NCSTRL Documentation
Maintaining your Dienst server
The tasks described here are:
In the following instructions, all directory names,
except when noted otherwise, are implicitly relative to the dienst
directory that you created when you downloaded the Dienst server.
This section describes the manual steps required to add a new document
to your database.
The Dienst software release also includes a library management package, which
automates parts of these tasks. We recommend that you use it.
The steps are:
- Choose a document identification number (a complete handle)
for the document.
- Create a directory for the document.
- Create a bibliography file for the document, and put it
into the directory.
- Copy any existing formats of the document into the directory. (
Adding new formats of a document is described
in detail in the installation documents.) (Optional)

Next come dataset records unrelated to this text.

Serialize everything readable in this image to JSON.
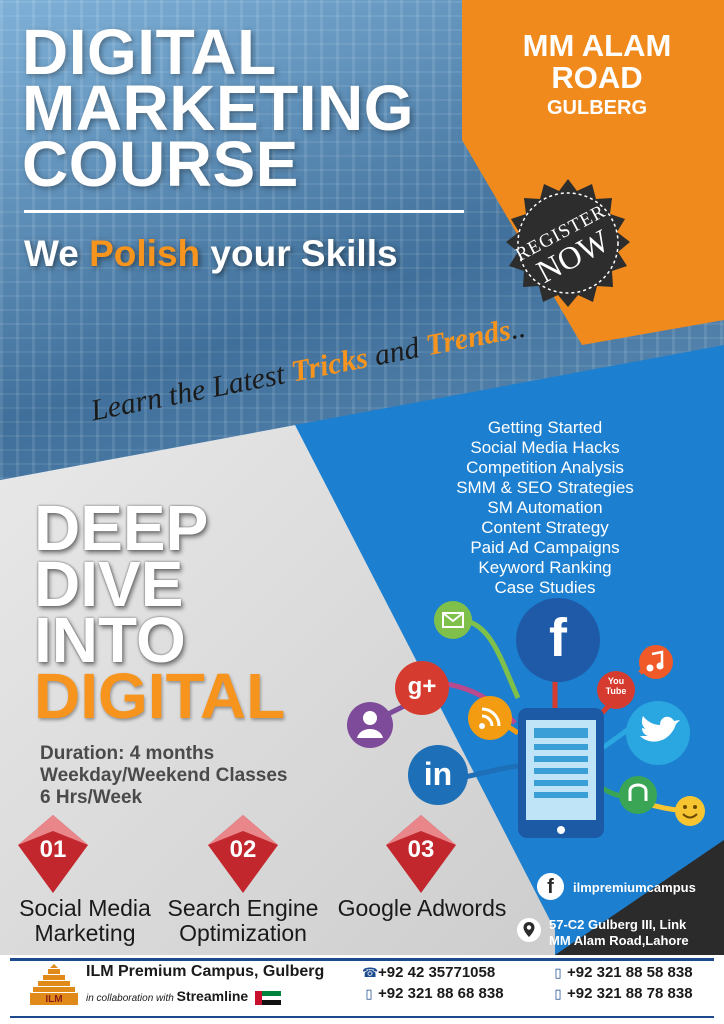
{
  "headline": {
    "lines": [
      "DIGITAL",
      "MARKETING",
      "COURSE"
    ],
    "tagline_pre": "We ",
    "tagline_highlight": "Polish",
    "tagline_post": " your Skills"
  },
  "location": {
    "line1": "MM ALAM",
    "line2": "ROAD",
    "line3": "GULBERG"
  },
  "badge": {
    "line1": "REGISTER",
    "line2": "NOW"
  },
  "learn": {
    "pre": "Learn the Latest ",
    "word1": "Tricks",
    "mid": " and ",
    "word2": "Trends",
    "post": ".."
  },
  "topics": [
    "Getting Started",
    "Social Media Hacks",
    "Competition Analysis",
    "SMM & SEO Strategies",
    "SM Automation",
    "Content Strategy",
    "Paid Ad Campaigns",
    "Keyword Ranking",
    "Case Studies"
  ],
  "deep_dive": {
    "lines": [
      "DEEP",
      "DIVE",
      "INTO"
    ],
    "highlight": "DIGITAL"
  },
  "details": {
    "duration": "Duration: 4 months",
    "classes": "Weekday/Weekend Classes",
    "hours": "6 Hrs/Week"
  },
  "courses": [
    {
      "num": "01",
      "line1": "Social Media",
      "line2": "Marketing"
    },
    {
      "num": "02",
      "line1": "Search Engine",
      "line2": "Optimization"
    },
    {
      "num": "03",
      "line1": "Google Adwords",
      "line2": ""
    }
  ],
  "social_icons": {
    "facebook": "f",
    "gplus": "g+",
    "linkedin": "in",
    "youtube_top": "You",
    "youtube_bottom": "Tube"
  },
  "contact": {
    "facebook_handle": "ilmpremiumcampus",
    "address1": "57-C2 Gulberg III, Link",
    "address2": "MM Alam Road,Lahore"
  },
  "footer": {
    "campus": "ILM Premium Campus, Gulberg",
    "collab": "in collaboration with",
    "brand": "Streamline",
    "logo_text": "ILM",
    "phones": [
      "+92 42 35771058",
      "+92 321 88 68 838",
      "+92 321 88 58 838",
      "+92 321 88 78 838"
    ]
  },
  "colors": {
    "orange": "#f7941d",
    "blue": "#1c7fcf",
    "dark": "#2b2b2b",
    "marker_red": "#c1272d",
    "navy": "#1b4b8e"
  }
}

- Create additional formats for the document. (Optional)
- Add the document to the Index Server's database.
- Register the handle for the new document. (Check with help@ncstrl.org if you need help with this step.)
More details
1.Choosing a document identification number
When you first installed Dienst, you created an initial bibliographic
database.
Each document got a unique identification number. Likewise, when adding a new document you
must assign it a new document identifier. Dienst can not choose this
identifier for you; only you can do this.
2.Creating a directory for the document
The LibMgt/install_tr tool (see step 3. below) can be customized to your sites specific needs to install a new document in your repository.

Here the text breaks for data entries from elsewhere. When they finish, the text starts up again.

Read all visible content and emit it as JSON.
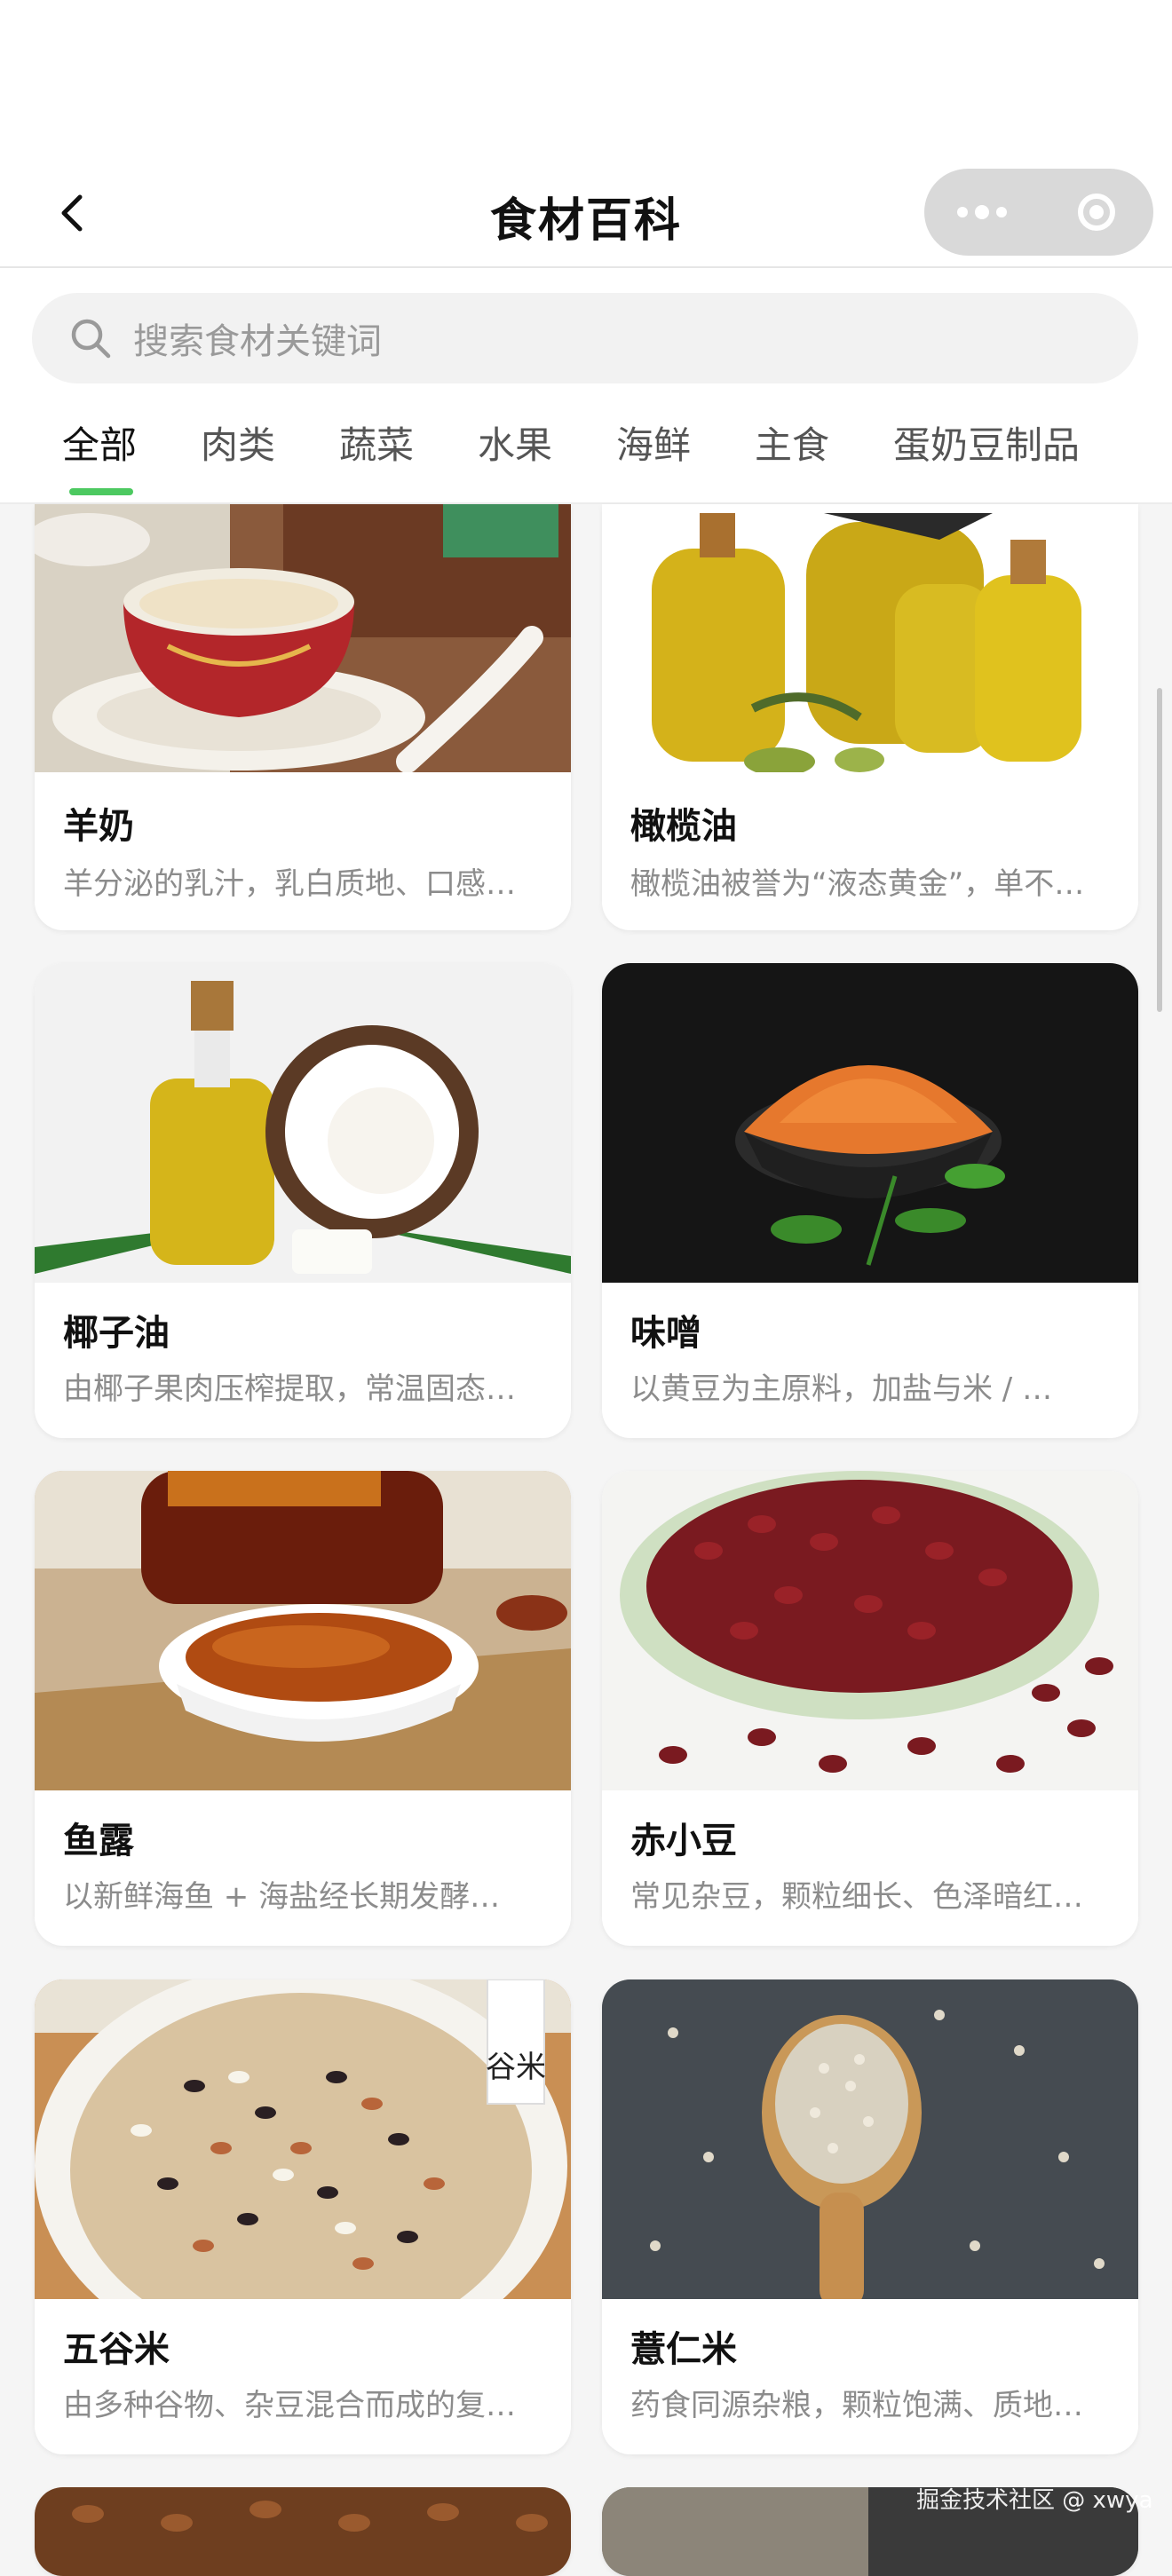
{
  "header": {
    "title": "食材百科"
  },
  "search": {
    "placeholder": "搜索食材关键词"
  },
  "tabs": [
    {
      "label": "全部",
      "active": true
    },
    {
      "label": "肉类",
      "active": false
    },
    {
      "label": "蔬菜",
      "active": false
    },
    {
      "label": "水果",
      "active": false
    },
    {
      "label": "海鲜",
      "active": false
    },
    {
      "label": "主食",
      "active": false
    },
    {
      "label": "蛋奶豆制品",
      "active": false
    }
  ],
  "colors": {
    "accent": "#4cc960"
  },
  "items": [
    {
      "name": "羊奶",
      "desc": "羊分泌的乳汁，乳白质地、口感…"
    },
    {
      "name": "橄榄油",
      "desc": "橄榄油被誉为“液态黄金”，单不…"
    },
    {
      "name": "椰子油",
      "desc": "由椰子果肉压榨提取，常温固态…"
    },
    {
      "name": "味噌",
      "desc": "以黄豆为主原料，加盐与米 / …"
    },
    {
      "name": "鱼露",
      "desc": "以新鲜海鱼 + 海盐经长期发酵…"
    },
    {
      "name": "赤小豆",
      "desc": "常见杂豆，颗粒细长、色泽暗红…"
    },
    {
      "name": "五谷米",
      "desc": "由多种谷物、杂豆混合而成的复…"
    },
    {
      "name": "薏仁米",
      "desc": "药食同源杂粮，颗粒饱满、质地…"
    }
  ],
  "photo_labels": {
    "grain_jar_label": "谷米"
  },
  "watermark": "掘金技术社区 @ xwya"
}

3.Creating a bibliography file and a directory
Each document in the Dienst database must have an
RFC-1807 formatted , ASCII, tagged bibliographic file. This file must in the proper directory in your repository document database.
The Submit tool helps in this process. It provides a form
for a document author to fill out, and generates a partial
bibliography file in a temporary working directory. Then you can use
the LibMgt/install_tr tool, which finishes the bibliography
file,
creates an appropriate directory, and copies the bib file into the directory.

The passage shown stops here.